🤖 AI Summary
To address the high overhead of exponent alignment and the latency of bit-serial input in floating-point compute-in-memory (FP-CIM), this work proposes a synergistic optimization framework comprising Segmented Exponent Alignment (SEA) and Dynamic Wordline Activation (DWA). By modeling the clustered distribution of input exponents, SEA constructs a segmented exponent space that eliminates the need for global maximum-exponent detection, enabling on-demand wordline activation and substantially shortening the analog-domain floating-point multiply-accumulate (FP-MAC) hardware execution path. The proposed method preserves high computational accuracy while significantly reducing energy consumption and latency: on the VGG16-CIFAR10 benchmark, it achieves 63.8% lower power consumption and 40.87% lower latency compared to conventional FP-CIM approaches.

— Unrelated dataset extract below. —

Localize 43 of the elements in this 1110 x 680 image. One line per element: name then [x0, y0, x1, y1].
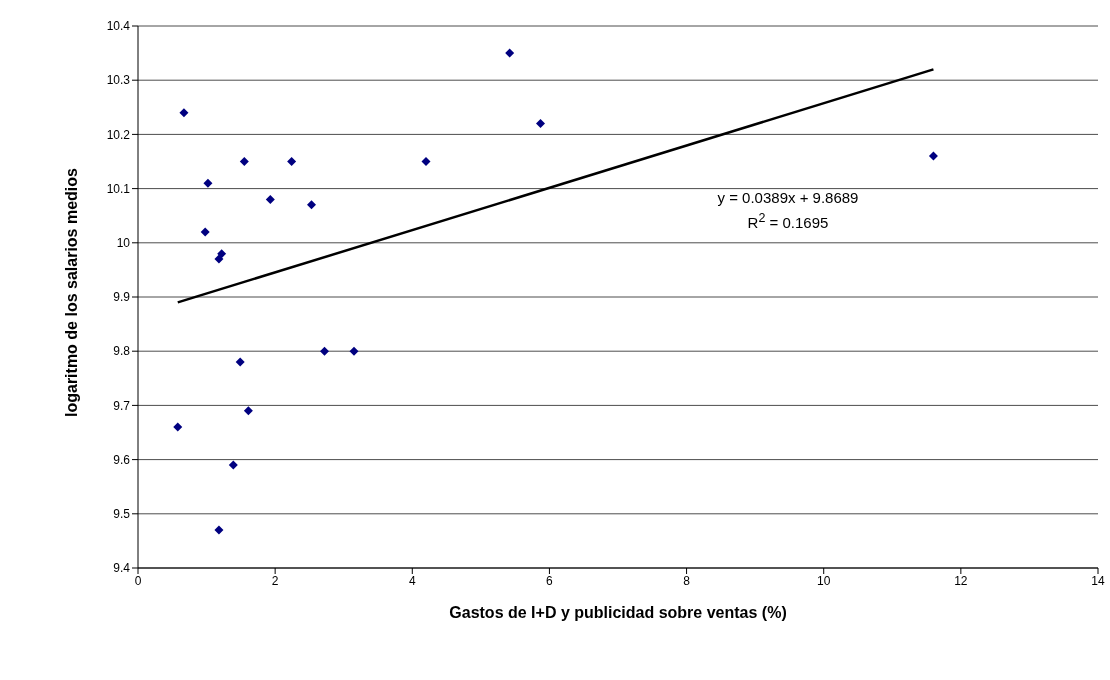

This work establishes a novel architectural paradigm for efficient, low-overhead FP-CIM systems.
📝 Abstract
With the rise of compute-in-memory (CIM) accelerators, floating-point multiply-and-accumulate (FP-MAC) operations have gained extensive attention for their higher accuracy over integer MACs in neural networks. However, the hardware overhead caused by exponent comparison and mantissa alignment, along with the delay introduced by bit-serial input methods, remains a hinder to implement FP-MAC efficiently. In view of this, we propose Segmented Exponent Alignment (SEA) and Dynamic Wordline Activation (DWA) strategies. SEA exploits the observation that input exponents are often clustered around zero or within a narrow range. By segmenting the exponent space and aligning mantissas accordingly, SEA eliminates the need for maximum exponent detection and reduces input mantissa shifting, and thus reduces the processing latency. DWA further reduces latency and maintains accuracy by activating wordlines based on the exponent segments defined by SEA. Simulation results demonstrate that, when compared with conventional comparison tree based maximum exponent alignment method, our approach saves 63.8% power consumption, and achieves a 40.87% delay reduction on the VGG16-CIFAR10 benchmark.